Что представляют собой эти новые данные, эти новые задачи, с которыми сталкивается психоанализ, и эти изменения, которые он должен учитывать? И, кроме того, если психоанализ меняется, то будет ли это по-прежнему психоанализ? Правда, на некоторые из этих вопросов мы уже ответили на предыдущих страницах, непосредственно или в виде догадки, основанной в значительной степени на наблюдении за спонтанно разворачивающимися переносами объекта самости при анализе нарциссических нарушений личности. Но теперь я обращусь к области, которая находится «за пределами основного правила», то есть к области, где исследование психологических факторов и исследование социальных факторов сходятся.
Я перехожу прямо к сути вопроса, выдвинув утверждение, что наибольшая психологическая опасность, которой подвергается психологическое выживание современного западного человека, изменяется. До сравнительно недавнего времени главной угрозой для индивида являлся неразрешимый внутренний конфликт. Соответствующие доминирующие интерперсональные констелляции, воздействию которых подвергался ребенок западных культур, состояли в чрезмерной эмоциональной близости между родителями и детьми и в интенсивных эмоциональных взаимоотношениях между родителями, которые, пожалуй, можно рассматривать как негативную обратную сторону таких благотворных социальных факторов, как прочность семьи, социальная жизнь, сконцентрированная на доме и его ближайших окрестностях и четкое распределение ролей матери и отца.

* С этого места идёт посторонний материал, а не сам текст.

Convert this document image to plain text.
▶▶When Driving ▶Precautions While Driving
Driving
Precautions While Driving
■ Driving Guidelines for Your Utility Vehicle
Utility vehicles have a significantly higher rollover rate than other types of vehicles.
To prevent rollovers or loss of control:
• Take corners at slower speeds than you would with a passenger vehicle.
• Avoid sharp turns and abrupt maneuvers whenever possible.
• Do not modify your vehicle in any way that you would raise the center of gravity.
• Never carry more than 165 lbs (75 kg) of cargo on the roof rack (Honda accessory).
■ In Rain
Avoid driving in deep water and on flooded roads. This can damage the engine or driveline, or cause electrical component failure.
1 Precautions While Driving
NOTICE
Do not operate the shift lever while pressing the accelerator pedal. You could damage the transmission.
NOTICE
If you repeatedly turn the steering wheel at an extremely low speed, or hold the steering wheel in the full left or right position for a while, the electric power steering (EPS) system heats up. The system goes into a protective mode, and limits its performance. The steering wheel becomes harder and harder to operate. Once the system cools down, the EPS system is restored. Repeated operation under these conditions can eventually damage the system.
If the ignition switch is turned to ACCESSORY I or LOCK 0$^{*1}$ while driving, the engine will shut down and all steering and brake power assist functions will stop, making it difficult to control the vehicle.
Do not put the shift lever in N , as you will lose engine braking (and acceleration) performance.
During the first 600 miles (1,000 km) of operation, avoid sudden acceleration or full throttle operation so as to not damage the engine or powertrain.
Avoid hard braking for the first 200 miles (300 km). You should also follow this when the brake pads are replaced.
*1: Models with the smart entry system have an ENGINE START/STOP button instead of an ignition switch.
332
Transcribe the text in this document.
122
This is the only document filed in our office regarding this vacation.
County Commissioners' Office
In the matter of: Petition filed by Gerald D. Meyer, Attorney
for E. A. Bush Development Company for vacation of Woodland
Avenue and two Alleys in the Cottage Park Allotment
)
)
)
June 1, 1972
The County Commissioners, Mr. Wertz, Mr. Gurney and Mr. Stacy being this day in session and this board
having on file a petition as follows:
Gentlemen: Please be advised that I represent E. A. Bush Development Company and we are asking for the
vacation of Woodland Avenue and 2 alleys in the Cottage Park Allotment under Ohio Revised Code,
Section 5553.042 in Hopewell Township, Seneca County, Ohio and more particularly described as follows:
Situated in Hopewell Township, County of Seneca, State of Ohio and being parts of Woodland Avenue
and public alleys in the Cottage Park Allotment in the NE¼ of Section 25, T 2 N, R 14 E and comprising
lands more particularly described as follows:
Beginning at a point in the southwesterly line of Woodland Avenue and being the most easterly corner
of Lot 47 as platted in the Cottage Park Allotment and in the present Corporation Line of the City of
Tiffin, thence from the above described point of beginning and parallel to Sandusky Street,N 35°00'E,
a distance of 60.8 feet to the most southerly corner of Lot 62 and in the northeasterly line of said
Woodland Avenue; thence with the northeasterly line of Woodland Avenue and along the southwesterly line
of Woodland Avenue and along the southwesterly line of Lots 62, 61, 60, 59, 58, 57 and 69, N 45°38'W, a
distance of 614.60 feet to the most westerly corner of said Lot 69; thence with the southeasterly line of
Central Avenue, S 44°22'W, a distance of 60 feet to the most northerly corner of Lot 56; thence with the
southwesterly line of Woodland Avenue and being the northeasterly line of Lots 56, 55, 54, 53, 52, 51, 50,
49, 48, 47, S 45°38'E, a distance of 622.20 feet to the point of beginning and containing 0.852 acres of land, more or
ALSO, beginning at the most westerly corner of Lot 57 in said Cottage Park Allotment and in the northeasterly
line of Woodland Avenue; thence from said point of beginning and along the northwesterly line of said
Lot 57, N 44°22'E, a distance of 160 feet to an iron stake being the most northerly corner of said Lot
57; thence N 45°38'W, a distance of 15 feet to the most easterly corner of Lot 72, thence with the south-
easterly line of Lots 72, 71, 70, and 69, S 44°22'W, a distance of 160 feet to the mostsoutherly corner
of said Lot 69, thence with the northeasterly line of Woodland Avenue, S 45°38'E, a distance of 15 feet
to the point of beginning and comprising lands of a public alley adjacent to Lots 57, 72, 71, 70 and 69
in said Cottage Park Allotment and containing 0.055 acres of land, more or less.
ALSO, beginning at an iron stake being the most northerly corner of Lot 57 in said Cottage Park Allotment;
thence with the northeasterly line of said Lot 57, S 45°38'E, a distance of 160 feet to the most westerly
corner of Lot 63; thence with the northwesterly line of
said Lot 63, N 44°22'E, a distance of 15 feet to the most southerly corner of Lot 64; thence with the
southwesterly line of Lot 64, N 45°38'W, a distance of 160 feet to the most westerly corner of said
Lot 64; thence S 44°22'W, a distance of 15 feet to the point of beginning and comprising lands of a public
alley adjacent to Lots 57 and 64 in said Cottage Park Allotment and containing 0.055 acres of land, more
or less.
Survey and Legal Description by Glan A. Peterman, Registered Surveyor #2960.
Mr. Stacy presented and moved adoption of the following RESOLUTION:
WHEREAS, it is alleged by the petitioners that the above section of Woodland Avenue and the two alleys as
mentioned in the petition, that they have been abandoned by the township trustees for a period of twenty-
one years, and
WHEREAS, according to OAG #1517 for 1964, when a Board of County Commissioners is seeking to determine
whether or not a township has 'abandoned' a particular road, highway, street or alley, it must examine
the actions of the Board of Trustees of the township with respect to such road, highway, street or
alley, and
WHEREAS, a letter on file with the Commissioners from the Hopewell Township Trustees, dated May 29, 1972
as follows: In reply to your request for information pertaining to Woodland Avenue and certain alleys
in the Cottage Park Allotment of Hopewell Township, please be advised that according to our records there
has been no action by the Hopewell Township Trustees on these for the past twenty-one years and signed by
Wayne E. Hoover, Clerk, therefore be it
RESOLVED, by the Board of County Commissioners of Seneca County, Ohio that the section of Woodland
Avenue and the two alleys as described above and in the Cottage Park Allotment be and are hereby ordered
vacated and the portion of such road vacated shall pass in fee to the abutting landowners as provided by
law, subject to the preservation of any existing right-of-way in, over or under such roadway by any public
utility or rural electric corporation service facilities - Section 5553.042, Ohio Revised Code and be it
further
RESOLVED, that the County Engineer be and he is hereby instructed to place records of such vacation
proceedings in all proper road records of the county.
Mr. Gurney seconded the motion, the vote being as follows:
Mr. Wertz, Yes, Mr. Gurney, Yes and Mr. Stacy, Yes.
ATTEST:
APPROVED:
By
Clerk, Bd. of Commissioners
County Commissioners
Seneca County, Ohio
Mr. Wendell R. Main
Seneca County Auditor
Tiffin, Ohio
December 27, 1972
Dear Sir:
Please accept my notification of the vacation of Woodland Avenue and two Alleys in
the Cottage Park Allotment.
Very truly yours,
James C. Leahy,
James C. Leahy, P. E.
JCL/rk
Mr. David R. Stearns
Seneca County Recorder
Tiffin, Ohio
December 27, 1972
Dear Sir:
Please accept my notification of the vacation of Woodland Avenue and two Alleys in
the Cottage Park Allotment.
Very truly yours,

Современный ребенок имеет все меньше возможностей наблюдать за работой родителей или, по крайней мере, эмоционально разделять — через конкретные, понятные образы — компетентность родителей и гордиться их трудом в ситуации, где самость родителей задействована наиболее глубоко, а ядро их личности доступно эмпатическому наблюдателю. В лучшем случае современный ребенок может наблюдать за действиями родителей в часы их досуга. Здесь и в самом деле существуют возможности для ребенка эмоционально разделять компетентность и гордость родителей, когда, например, во время путешествия сын или дочь вместе с отцом устанавливают палатку и ловят рыбу, а вместе с матерью готовят еду для семьи. Но хотя я полностью осознаю полезное воздействие, которое эмоциональная близость к подобного рода родительским действиям оказывает на формирование самости ребенка, я утверждаю, что эмоциональное участие в играх с родителями и в деятельности родителей в часы их досуга не обеспечивает ядерную самость ребенка такой же по важности «пищей», как эмоциональное участие в деятельности родителей в реальной жизни — особенно в аспекте ограниченных, оптимальных, не наносящих травму родительских фрустраций, снабжающих «топливом» для преобразующей интернализации.